In today’s case (McCarthy v. Davies) the Plaintiff was involved in a 2010 collision caused by the Defendant’s negligence. She sustained chronic pain in her neck and back which ultimately were diagnosed as originating from degenerative disc disease. The collision caused the onset of symptoms. The Court rejected the Defendant’s argument that the symptoms would have come on in any event and in assessing non-pecuniary damages at $100,000 Madam Justice Gerow provided the following reasons:
 In my view, the evidence establishes the probable cause of Ms. McCarthy’s ongoing neck, upper back and lower back pain is that the injuries she sustained in the accident exacerbated her pre-existing asymptomatic degenerative disc disease. While there was a risk that the degenerative disc disease in her neck and back would become symptomatic at some point in the future, the evidence is that she did not have neck or back pain prior to the accident. As stated by Dr. Leete, there are approximately 10 to 15% of patients who suffer from long term intrusive symptoms as a result of the trauma to their spines from a motor vehicle accident.
 Having reviewed the evidence I have concluded this is one of those cases, and the defendant is liable for Ms. McCarthy’s ongoing symptoms even though they may be more severe than expected due to her pre-existing condition. As stated by the experts, many individuals have degeneration in their spines without any symptoms. Accordingly I conclude Ms. McCarthy’s ongoing symptoms fall within the thin skull rule enunciated in Athey.
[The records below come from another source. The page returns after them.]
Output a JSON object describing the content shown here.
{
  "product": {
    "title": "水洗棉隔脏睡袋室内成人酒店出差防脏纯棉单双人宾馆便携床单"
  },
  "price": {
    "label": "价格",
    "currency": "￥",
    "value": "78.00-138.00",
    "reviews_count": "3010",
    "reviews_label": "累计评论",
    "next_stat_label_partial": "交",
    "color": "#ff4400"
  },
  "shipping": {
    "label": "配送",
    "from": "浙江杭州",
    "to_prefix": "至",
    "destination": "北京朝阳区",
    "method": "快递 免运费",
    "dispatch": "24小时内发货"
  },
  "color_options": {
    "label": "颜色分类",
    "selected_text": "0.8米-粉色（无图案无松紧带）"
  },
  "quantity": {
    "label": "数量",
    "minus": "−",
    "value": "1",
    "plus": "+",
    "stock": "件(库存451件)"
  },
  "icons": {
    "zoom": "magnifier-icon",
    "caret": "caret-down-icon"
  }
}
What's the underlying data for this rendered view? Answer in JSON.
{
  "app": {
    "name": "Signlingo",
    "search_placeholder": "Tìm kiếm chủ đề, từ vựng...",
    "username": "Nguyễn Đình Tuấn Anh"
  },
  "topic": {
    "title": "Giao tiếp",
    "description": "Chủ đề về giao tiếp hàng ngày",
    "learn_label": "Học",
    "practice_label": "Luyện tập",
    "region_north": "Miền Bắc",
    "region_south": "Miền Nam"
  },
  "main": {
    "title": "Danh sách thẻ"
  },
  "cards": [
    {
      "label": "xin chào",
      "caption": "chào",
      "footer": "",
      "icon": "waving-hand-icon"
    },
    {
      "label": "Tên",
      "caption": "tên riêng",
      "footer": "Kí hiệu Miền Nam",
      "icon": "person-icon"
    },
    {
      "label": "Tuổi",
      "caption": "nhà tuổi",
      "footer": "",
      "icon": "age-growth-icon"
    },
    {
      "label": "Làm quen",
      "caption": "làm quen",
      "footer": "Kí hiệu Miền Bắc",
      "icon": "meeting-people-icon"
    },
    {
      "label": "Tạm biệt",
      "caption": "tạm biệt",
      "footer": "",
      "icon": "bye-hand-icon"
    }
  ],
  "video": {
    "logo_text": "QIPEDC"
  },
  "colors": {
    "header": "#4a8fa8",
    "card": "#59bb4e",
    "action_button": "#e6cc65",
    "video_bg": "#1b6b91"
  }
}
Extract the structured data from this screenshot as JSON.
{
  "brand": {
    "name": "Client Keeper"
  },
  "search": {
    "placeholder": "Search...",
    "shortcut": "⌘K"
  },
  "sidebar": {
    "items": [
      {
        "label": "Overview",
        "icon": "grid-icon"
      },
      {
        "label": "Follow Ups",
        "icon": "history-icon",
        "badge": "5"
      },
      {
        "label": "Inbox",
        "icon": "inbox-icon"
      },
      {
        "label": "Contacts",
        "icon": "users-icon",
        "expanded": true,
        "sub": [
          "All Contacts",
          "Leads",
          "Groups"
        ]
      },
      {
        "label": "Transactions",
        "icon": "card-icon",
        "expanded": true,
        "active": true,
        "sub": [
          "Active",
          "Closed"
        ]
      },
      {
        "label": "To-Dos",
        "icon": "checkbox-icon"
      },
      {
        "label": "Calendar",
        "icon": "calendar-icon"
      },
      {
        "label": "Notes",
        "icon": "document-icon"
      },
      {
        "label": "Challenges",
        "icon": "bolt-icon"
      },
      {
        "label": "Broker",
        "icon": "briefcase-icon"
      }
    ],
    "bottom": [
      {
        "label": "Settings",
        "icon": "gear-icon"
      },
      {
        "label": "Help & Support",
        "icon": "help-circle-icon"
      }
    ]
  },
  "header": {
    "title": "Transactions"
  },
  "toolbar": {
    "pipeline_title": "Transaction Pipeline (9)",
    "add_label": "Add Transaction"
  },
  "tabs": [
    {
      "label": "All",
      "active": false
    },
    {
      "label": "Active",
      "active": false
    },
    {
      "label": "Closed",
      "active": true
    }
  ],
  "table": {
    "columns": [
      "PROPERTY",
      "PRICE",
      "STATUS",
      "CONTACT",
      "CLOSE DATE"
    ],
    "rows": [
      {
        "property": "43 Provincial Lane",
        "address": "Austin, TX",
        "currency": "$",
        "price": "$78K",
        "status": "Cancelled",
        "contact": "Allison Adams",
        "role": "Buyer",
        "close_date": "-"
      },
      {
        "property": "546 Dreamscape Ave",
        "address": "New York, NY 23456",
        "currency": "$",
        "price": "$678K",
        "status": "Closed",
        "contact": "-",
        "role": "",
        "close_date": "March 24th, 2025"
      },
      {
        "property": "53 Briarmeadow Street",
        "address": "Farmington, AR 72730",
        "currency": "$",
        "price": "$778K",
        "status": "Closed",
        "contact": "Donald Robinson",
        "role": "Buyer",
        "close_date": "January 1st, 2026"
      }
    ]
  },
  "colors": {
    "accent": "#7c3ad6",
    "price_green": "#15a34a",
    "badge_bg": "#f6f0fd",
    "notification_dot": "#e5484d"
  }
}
 I find that but for the accident Ms. McCarthy would not be suffering from the chronic pain in her neck, shoulder and back with the associated mental distress…
 Having considered the extent of the injuries, the fact that the symptoms have been ongoing four years with little improvement, the guarded prognosis for full recovery, as well as the authorities, I am of the view that the appropriate award for non-pecuniary damages is $100,000.